Dietary intake of protein and maternal weight gain were found to be positively related to offspring birth measurements (Acosta, Michals-Matalon, Austin, et al., 1997; Michals, Acosta, Austin, et al., 1996; Rohr, Matalon, Acosta, et al., 1997). Furthermore, birth measurements were found to be related to the length of time required to lower the mother’s blood Phe concentration to <10 mg/dL. The longer the Phe was elevated, the smaller the birth measurements. Hence, treatment guidelines were changed to favor rapid reduction of blood Phe concentrations during pregnancy (Acosta, Austin, Castiglioni, et al., 1992; Michals-Matalon, Acosta, Castiglioni, et al., 1998).
Other investigators have also reported on the importance of dietary protein in the treatment of PKU. Pietz and colleagues (1999) studied the role of amino acids in the PKU diet and found that it was important for the diet to have adequate amounts of large neutral amino acids (LNAA), which share the same transporter to the brain as Phe.
Women in the MPKU study who had high levels of blood Phe and lower rates of congenital heart disease were found to have improved dietary intake of nutrients, especially B
12 and protein (Michals-Matalon, Matalon, Acosta, et al., 1999). Poor weight gain and inadequate intake of dietary fat were found to be predictive of microcephaly. In studies unrelated to PKU, intake of multivitamins before pregnancy has been associated with reduced risk for conotruncal heart defects (Botto, Khoury, Mulinare, et al., 1996; Czeizel, 1993), and reduced dietary intake of folate has been related to increased congenital heart disease (Scanlon, Ferencz, Loffredo, et al., 1998). Thus, adequate intake of vitamins and other nutrients needs to be considered in treating PKU during pregnancy.

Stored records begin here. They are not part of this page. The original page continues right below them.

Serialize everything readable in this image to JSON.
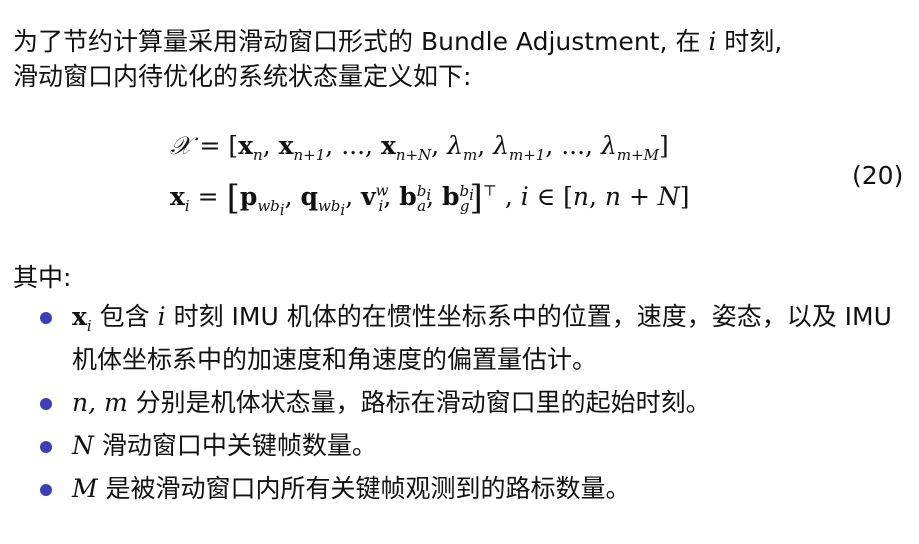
{
  "intro": {
    "line1_text": "为了节约计算量采用滑动窗口形式的 Bundle Adjustment, 在 ",
    "line1_var": "i",
    "line1_end": " 时刻,",
    "line2": "滑动窗口内待优化的系统状态量定义如下:"
  },
  "equations": {
    "eq1": {
      "lhs": "𝒳",
      "rhs": "= [x_n, x_{n+1}, ..., x_{n+N}, λ_m, λ_{m+1}, ..., λ_{m+M}]"
    },
    "eq2": {
      "lhs": "x_i",
      "rhs": "= [p_{wb_i}, q_{wb_i}, v_i^w, b_a^{b_i}, b_g^{b_i}]^⊤ , i ∈ [n, n + N]"
    },
    "number": "(20)"
  },
  "where_label": "其中:",
  "bullets": [
    {
      "var": "x",
      "var_sub": "i",
      "text": " 包含 ",
      "var2": "i",
      "text2": " 时刻 IMU 机体的在惯性坐标系中的位置，速度，姿态，以及 IMU 机体坐标系中的加速度和角速度的偏置量估计。"
    },
    {
      "var": "n, m",
      "text": " 分别是机体状态量，路标在滑动窗口里的起始时刻。"
    },
    {
      "var": "N",
      "text": " 滑动窗口中关键帧数量。"
    },
    {
      "var": "M",
      "text": " 是被滑动窗口内所有关键帧观测到的路标数量。"
    }
  ],
  "colors": {
    "text": "#111111",
    "bullet": "#3d3fb8"
  }
}
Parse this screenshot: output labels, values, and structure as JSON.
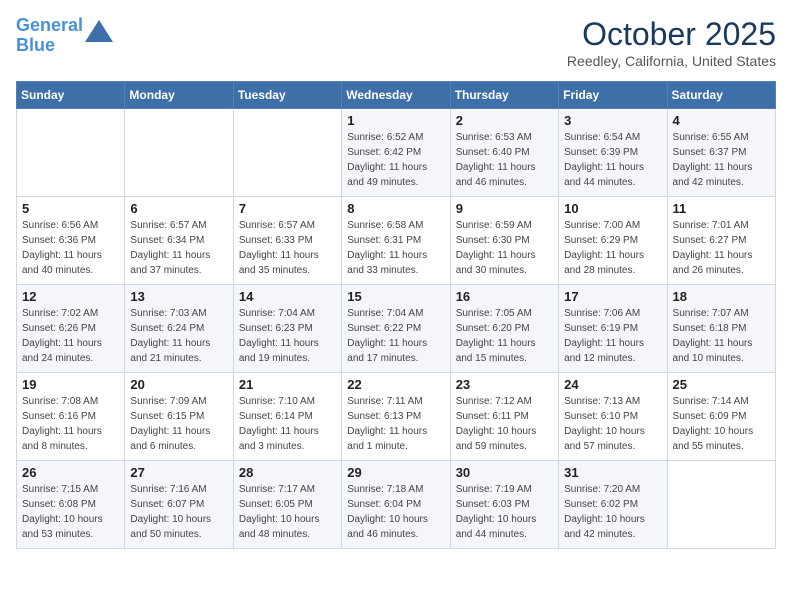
{
  "header": {
    "logo_line1": "General",
    "logo_line2": "Blue",
    "month_year": "October 2025",
    "location": "Reedley, California, United States"
  },
  "weekdays": [
    "Sunday",
    "Monday",
    "Tuesday",
    "Wednesday",
    "Thursday",
    "Friday",
    "Saturday"
  ],
  "weeks": [
    [
      {
        "day": "",
        "info": ""
      },
      {
        "day": "",
        "info": ""
      },
      {
        "day": "",
        "info": ""
      },
      {
        "day": "1",
        "info": "Sunrise: 6:52 AM\nSunset: 6:42 PM\nDaylight: 11 hours\nand 49 minutes."
      },
      {
        "day": "2",
        "info": "Sunrise: 6:53 AM\nSunset: 6:40 PM\nDaylight: 11 hours\nand 46 minutes."
      },
      {
        "day": "3",
        "info": "Sunrise: 6:54 AM\nSunset: 6:39 PM\nDaylight: 11 hours\nand 44 minutes."
      },
      {
        "day": "4",
        "info": "Sunrise: 6:55 AM\nSunset: 6:37 PM\nDaylight: 11 hours\nand 42 minutes."
      }
    ],
    [
      {
        "day": "5",
        "info": "Sunrise: 6:56 AM\nSunset: 6:36 PM\nDaylight: 11 hours\nand 40 minutes."
      },
      {
        "day": "6",
        "info": "Sunrise: 6:57 AM\nSunset: 6:34 PM\nDaylight: 11 hours\nand 37 minutes."
      },
      {
        "day": "7",
        "info": "Sunrise: 6:57 AM\nSunset: 6:33 PM\nDaylight: 11 hours\nand 35 minutes."
      },
      {
        "day": "8",
        "info": "Sunrise: 6:58 AM\nSunset: 6:31 PM\nDaylight: 11 hours\nand 33 minutes."
      },
      {
        "day": "9",
        "info": "Sunrise: 6:59 AM\nSunset: 6:30 PM\nDaylight: 11 hours\nand 30 minutes."
      },
      {
        "day": "10",
        "info": "Sunrise: 7:00 AM\nSunset: 6:29 PM\nDaylight: 11 hours\nand 28 minutes."
      },
      {
        "day": "11",
        "info": "Sunrise: 7:01 AM\nSunset: 6:27 PM\nDaylight: 11 hours\nand 26 minutes."
      }
    ],
    [
      {
        "day": "12",
        "info": "Sunrise: 7:02 AM\nSunset: 6:26 PM\nDaylight: 11 hours\nand 24 minutes."
      },
      {
        "day": "13",
        "info": "Sunrise: 7:03 AM\nSunset: 6:24 PM\nDaylight: 11 hours\nand 21 minutes."
      },
      {
        "day": "14",
        "info": "Sunrise: 7:04 AM\nSunset: 6:23 PM\nDaylight: 11 hours\nand 19 minutes."
      },
      {
        "day": "15",
        "info": "Sunrise: 7:04 AM\nSunset: 6:22 PM\nDaylight: 11 hours\nand 17 minutes."
      },
      {
        "day": "16",
        "info": "Sunrise: 7:05 AM\nSunset: 6:20 PM\nDaylight: 11 hours\nand 15 minutes."
      },
      {
        "day": "17",
        "info": "Sunrise: 7:06 AM\nSunset: 6:19 PM\nDaylight: 11 hours\nand 12 minutes."
      },
      {
        "day": "18",
        "info": "Sunrise: 7:07 AM\nSunset: 6:18 PM\nDaylight: 11 hours\nand 10 minutes."
      }
    ],
    [
      {
        "day": "19",
        "info": "Sunrise: 7:08 AM\nSunset: 6:16 PM\nDaylight: 11 hours\nand 8 minutes."
      },
      {
        "day": "20",
        "info": "Sunrise: 7:09 AM\nSunset: 6:15 PM\nDaylight: 11 hours\nand 6 minutes."
      },
      {
        "day": "21",
        "info": "Sunrise: 7:10 AM\nSunset: 6:14 PM\nDaylight: 11 hours\nand 3 minutes."
      },
      {
        "day": "22",
        "info": "Sunrise: 7:11 AM\nSunset: 6:13 PM\nDaylight: 11 hours\nand 1 minute."
      },
      {
        "day": "23",
        "info": "Sunrise: 7:12 AM\nSunset: 6:11 PM\nDaylight: 10 hours\nand 59 minutes."
      },
      {
        "day": "24",
        "info": "Sunrise: 7:13 AM\nSunset: 6:10 PM\nDaylight: 10 hours\nand 57 minutes."
      },
      {
        "day": "25",
        "info": "Sunrise: 7:14 AM\nSunset: 6:09 PM\nDaylight: 10 hours\nand 55 minutes."
      }
    ],
    [
      {
        "day": "26",
        "info": "Sunrise: 7:15 AM\nSunset: 6:08 PM\nDaylight: 10 hours\nand 53 minutes."
      },
      {
        "day": "27",
        "info": "Sunrise: 7:16 AM\nSunset: 6:07 PM\nDaylight: 10 hours\nand 50 minutes."
      },
      {
        "day": "28",
        "info": "Sunrise: 7:17 AM\nSunset: 6:05 PM\nDaylight: 10 hours\nand 48 minutes."
      },
      {
        "day": "29",
        "info": "Sunrise: 7:18 AM\nSunset: 6:04 PM\nDaylight: 10 hours\nand 46 minutes."
      },
      {
        "day": "30",
        "info": "Sunrise: 7:19 AM\nSunset: 6:03 PM\nDaylight: 10 hours\nand 44 minutes."
      },
      {
        "day": "31",
        "info": "Sunrise: 7:20 AM\nSunset: 6:02 PM\nDaylight: 10 hours\nand 42 minutes."
      },
      {
        "day": "",
        "info": ""
      }
    ]
  ]
}
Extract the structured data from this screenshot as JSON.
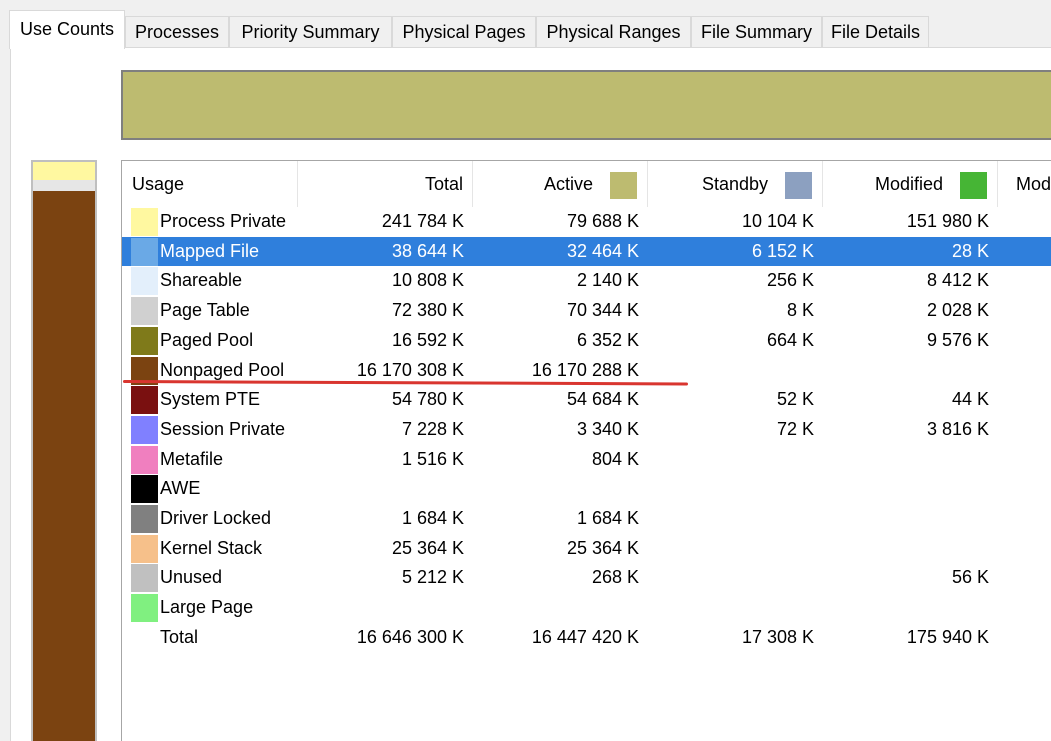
{
  "tabs": [
    {
      "label": "Use Counts",
      "active": true
    },
    {
      "label": "Processes"
    },
    {
      "label": "Priority Summary"
    },
    {
      "label": "Physical Pages"
    },
    {
      "label": "Physical Ranges"
    },
    {
      "label": "File Summary"
    },
    {
      "label": "File Details"
    }
  ],
  "columns": {
    "usage": "Usage",
    "total": "Total",
    "active": "Active",
    "standby": "Standby",
    "modified": "Modified",
    "modified_extra": "Mod"
  },
  "column_colors": {
    "active": "#bdbb70",
    "standby": "#8ca0c0",
    "modified": "#46b535"
  },
  "rows": [
    {
      "name": "Process Private",
      "color": "#fff8a0",
      "total": "241 784 K",
      "active": "79 688 K",
      "standby": "10 104 K",
      "modified": "151 980 K"
    },
    {
      "name": "Mapped File",
      "color": "#6aa9e6",
      "total": "38 644 K",
      "active": "32 464 K",
      "standby": "6 152 K",
      "modified": "28 K",
      "selected": true
    },
    {
      "name": "Shareable",
      "color": "#e3effb",
      "total": "10 808 K",
      "active": "2 140 K",
      "standby": "256 K",
      "modified": "8 412 K"
    },
    {
      "name": "Page Table",
      "color": "#d0d0d0",
      "total": "72 380 K",
      "active": "70 344 K",
      "standby": "8 K",
      "modified": "2 028 K"
    },
    {
      "name": "Paged Pool",
      "color": "#7f7a1a",
      "total": "16 592 K",
      "active": "6 352 K",
      "standby": "664 K",
      "modified": "9 576 K"
    },
    {
      "name": "Nonpaged Pool",
      "color": "#7b4311",
      "total": "16 170 308 K",
      "active": "16 170 288 K",
      "standby": "",
      "modified": ""
    },
    {
      "name": "System PTE",
      "color": "#7a1010",
      "total": "54 780 K",
      "active": "54 684 K",
      "standby": "52 K",
      "modified": "44 K"
    },
    {
      "name": "Session Private",
      "color": "#8080ff",
      "total": "7 228 K",
      "active": "3 340 K",
      "standby": "72 K",
      "modified": "3 816 K"
    },
    {
      "name": "Metafile",
      "color": "#f07fbf",
      "total": "1 516 K",
      "active": "804 K",
      "standby": "",
      "modified": ""
    },
    {
      "name": "AWE",
      "color": "#000000",
      "total": "",
      "active": "",
      "standby": "",
      "modified": ""
    },
    {
      "name": "Driver Locked",
      "color": "#808080",
      "total": "1 684 K",
      "active": "1 684 K",
      "standby": "",
      "modified": ""
    },
    {
      "name": "Kernel Stack",
      "color": "#f6c08a",
      "total": "25 364 K",
      "active": "25 364 K",
      "standby": "",
      "modified": ""
    },
    {
      "name": "Unused",
      "color": "#c0c0c0",
      "total": "5 212 K",
      "active": "268 K",
      "standby": "",
      "modified": "56 K"
    },
    {
      "name": "Large Page",
      "color": "#80f080",
      "total": "",
      "active": "",
      "standby": "",
      "modified": ""
    },
    {
      "name": "Total",
      "color": "",
      "total": "16 646 300 K",
      "active": "16 447 420 K",
      "standby": "17 308 K",
      "modified": "175 940 K"
    }
  ],
  "gauge_colors": {
    "top": "#fff8a0",
    "second": "#e6e6e6",
    "fill": "#7b4311"
  },
  "bargraph_color": "#bdbb70",
  "annotation_color": "#d9352f"
}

Health professionals and women with PKU frequently ask whether women with PKU should nurse their babies. Although breast milk is the most appropriate food for infants, data regarding Phe content of breast milk in women with PKU and the effect on offspring blood Phe levels is limited (Fisch, Jenness, Doeden, et al., 1967). The amino acid content in breast milk is fixed. However, the amount of free amino acids present in breast milk can vary, depending on the mother’s blood Phe level. We studied free amino acids in the breast milk of two women with PKU and found differences in breast milk Phe content that reflected differences in blood Phe levels (Matalon, Michals, Gleason, et al., 1986; Sullivan, Goss, McMaster, et al., 1992). Fox-Bacon and colleagues (1997) measured total Phe in the breast milk of two sisters with PKU and elevated blood Phe levels, and compared them with blood Phe levels in controls and offspring. Although the Phe content of the breast milk was greater for the sisters than the controls, there was no significant effect on the infants’ blood Phe levels. The limited data seem to indicate that breastfeeding is safe for the infants of women with PKU.
The data from the MPKU study indicate that continued followup and treatment of PKU is needed. Long-term dietary treatment of PKU should lead to better control of blood Phe and safeguard against deficiency of nutrients.